5 comments on “San Antonio Area Mystics course open to all faiths

  1. FenelonSpoke says:

    I’m curious as to why this article was posted. A great many Christians are interested in Christian mysticism which has a long tradition. Some people who are non Christians also have an interest in Christian mysticism. Was it the final quote about the “source of all is one God and one love” and the fact that she is a spiritual director at one Episcopal Church that made if of particular interest?

  2. LogicGuru says:

    I once used the phrase “Christian mysticism” en passant in class. Students gaped and nodded when one piped up, “You don’t usually associate Christianity with mysticism.” Their puzzlement is understandable because on the ground most churches don’t seem to have much to say about mysticism or religious experience. You associate Christianity with Sunday school, rummage sales and canned goods drives–not with mysticism. What a shame: there are apparently lots of takers out there for mysticism broadly construed, but the last place they think of looking for it is in the church–and with good reason. Why don’t all churches routinely do mysticism–classes, meditation sessions, instruction in techniques–and advertise it aggressively, to both members and the general public?

  3. Ron Krumpos says:

    I was raised as a Congregationalist, attended services weekly, sang in the choir, went to Sunday School, and was confirmed by my church.

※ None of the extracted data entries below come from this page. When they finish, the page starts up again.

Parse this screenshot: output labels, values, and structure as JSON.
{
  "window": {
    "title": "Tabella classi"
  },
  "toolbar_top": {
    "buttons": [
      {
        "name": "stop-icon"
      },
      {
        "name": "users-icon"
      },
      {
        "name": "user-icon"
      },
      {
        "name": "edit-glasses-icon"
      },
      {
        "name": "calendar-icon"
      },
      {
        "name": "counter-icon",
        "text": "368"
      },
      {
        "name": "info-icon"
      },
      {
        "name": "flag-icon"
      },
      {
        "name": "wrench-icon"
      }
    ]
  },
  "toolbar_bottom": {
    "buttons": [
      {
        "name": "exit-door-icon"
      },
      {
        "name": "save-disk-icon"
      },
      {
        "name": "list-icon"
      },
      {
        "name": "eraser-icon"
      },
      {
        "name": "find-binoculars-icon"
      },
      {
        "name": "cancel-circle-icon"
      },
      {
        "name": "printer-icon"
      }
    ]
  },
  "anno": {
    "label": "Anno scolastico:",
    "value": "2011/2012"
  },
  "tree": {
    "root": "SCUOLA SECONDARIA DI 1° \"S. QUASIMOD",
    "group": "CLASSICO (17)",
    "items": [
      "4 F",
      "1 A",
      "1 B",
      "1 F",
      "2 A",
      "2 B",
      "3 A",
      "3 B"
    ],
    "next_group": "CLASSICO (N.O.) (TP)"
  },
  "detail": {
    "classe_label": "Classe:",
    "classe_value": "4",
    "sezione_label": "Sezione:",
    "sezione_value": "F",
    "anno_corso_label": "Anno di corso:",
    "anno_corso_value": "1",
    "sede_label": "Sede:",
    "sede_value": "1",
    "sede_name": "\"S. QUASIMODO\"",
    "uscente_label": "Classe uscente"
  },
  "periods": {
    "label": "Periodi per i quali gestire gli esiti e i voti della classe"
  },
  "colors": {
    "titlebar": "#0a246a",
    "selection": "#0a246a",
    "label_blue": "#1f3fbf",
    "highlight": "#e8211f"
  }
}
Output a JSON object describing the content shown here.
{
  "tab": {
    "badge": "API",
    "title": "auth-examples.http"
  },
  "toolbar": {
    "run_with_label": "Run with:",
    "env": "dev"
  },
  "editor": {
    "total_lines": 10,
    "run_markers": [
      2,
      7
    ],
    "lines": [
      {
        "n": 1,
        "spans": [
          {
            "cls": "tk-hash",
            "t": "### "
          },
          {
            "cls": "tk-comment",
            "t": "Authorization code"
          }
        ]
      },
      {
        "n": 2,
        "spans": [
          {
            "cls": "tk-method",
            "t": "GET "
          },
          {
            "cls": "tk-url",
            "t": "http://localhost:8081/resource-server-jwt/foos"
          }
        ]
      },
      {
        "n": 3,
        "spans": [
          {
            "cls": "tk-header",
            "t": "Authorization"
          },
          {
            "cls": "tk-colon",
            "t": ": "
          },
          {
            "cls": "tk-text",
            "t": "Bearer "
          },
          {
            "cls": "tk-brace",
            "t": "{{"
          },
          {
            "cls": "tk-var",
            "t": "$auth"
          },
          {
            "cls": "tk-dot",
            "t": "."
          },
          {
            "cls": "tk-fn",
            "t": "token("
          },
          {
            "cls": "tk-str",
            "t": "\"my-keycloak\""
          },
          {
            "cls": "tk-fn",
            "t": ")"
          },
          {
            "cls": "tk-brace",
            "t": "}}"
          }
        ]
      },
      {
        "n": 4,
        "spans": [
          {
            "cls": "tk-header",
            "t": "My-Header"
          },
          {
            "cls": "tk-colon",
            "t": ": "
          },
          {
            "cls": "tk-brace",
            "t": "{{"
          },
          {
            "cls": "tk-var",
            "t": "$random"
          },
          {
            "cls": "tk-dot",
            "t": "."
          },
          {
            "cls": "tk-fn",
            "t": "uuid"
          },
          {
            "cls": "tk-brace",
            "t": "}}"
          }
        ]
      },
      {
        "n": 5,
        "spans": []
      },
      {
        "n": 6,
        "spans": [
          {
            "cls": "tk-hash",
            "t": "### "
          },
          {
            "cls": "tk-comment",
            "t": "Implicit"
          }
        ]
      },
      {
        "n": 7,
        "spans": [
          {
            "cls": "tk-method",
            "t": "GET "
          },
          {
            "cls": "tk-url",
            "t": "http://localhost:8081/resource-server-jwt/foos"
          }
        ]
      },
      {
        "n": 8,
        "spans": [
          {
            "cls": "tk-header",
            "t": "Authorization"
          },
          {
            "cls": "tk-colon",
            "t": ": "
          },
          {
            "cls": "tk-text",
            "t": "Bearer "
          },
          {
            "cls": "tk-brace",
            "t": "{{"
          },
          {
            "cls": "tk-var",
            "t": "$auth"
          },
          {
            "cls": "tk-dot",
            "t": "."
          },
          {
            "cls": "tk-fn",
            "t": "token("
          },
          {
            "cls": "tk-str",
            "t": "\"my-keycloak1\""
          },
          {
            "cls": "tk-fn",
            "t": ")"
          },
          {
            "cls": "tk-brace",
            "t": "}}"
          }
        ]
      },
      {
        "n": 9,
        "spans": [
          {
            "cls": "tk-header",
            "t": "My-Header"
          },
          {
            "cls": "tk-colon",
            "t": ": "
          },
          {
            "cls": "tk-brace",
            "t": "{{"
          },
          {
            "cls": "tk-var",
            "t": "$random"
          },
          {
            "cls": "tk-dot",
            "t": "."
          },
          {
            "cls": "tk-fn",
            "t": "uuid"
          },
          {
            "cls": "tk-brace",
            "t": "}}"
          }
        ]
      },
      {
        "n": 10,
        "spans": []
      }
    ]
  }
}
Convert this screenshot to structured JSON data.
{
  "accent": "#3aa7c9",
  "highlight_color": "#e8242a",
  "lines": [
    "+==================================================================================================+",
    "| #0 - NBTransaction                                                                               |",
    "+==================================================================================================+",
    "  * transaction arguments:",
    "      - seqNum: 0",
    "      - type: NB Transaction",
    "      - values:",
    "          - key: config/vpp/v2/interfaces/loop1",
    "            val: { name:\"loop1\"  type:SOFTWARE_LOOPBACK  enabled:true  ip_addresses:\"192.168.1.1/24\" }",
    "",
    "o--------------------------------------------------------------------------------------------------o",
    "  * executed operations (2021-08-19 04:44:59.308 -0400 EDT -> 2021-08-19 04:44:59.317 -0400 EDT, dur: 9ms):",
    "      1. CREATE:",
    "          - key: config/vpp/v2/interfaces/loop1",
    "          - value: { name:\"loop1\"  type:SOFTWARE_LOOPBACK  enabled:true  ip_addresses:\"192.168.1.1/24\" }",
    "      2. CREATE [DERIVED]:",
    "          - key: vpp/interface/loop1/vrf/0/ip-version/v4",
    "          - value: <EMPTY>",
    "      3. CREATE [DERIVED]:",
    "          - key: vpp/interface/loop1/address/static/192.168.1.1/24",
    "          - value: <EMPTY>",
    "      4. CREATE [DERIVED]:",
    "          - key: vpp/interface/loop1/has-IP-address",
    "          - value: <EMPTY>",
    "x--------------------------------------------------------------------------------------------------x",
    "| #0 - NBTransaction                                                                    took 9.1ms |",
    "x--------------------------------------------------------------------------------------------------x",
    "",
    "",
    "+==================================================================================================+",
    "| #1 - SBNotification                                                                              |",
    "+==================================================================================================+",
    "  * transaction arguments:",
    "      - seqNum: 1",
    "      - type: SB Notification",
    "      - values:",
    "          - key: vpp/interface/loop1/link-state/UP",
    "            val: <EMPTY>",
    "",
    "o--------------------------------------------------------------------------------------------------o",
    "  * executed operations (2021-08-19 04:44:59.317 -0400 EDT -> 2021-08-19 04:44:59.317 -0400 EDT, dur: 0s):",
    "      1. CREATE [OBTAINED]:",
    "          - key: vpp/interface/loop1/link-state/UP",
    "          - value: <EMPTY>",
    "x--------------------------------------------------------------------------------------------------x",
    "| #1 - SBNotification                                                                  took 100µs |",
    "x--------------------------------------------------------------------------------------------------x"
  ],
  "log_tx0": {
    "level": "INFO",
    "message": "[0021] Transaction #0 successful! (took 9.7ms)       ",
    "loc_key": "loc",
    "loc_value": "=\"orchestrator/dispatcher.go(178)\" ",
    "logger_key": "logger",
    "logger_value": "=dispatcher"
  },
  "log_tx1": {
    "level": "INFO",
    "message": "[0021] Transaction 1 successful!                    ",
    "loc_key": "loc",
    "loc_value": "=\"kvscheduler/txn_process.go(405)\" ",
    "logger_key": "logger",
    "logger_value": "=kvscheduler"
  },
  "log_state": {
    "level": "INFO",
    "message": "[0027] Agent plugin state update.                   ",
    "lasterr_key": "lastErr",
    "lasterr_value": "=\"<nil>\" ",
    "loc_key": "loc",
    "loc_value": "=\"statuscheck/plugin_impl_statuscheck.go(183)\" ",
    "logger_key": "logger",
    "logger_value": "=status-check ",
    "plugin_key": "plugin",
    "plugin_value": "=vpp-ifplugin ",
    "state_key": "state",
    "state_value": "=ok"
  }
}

In all those early years, I never heard anything about mysticism. When I a college student, the director of a university observatory invited me to visit to discuss a career in astrophysics. He was from India (later a Nobel laureate) and introduced me to Vedanta. Eventually, I received a Carnegie grant to study in India. Until recently, mysticism was only meaningful to me through Hinduism.

  4. Ron Krumpos says:

    After my retirement, I began to study mysticism in the world’s religions and discovered that Christianity had it’s own rich tradition, especially in the Roman Catholic and Eastern Orthodox churches. My book, “the greatest achievement in life,” was published online this year and summarizes the mystical traditions of the five major faiths.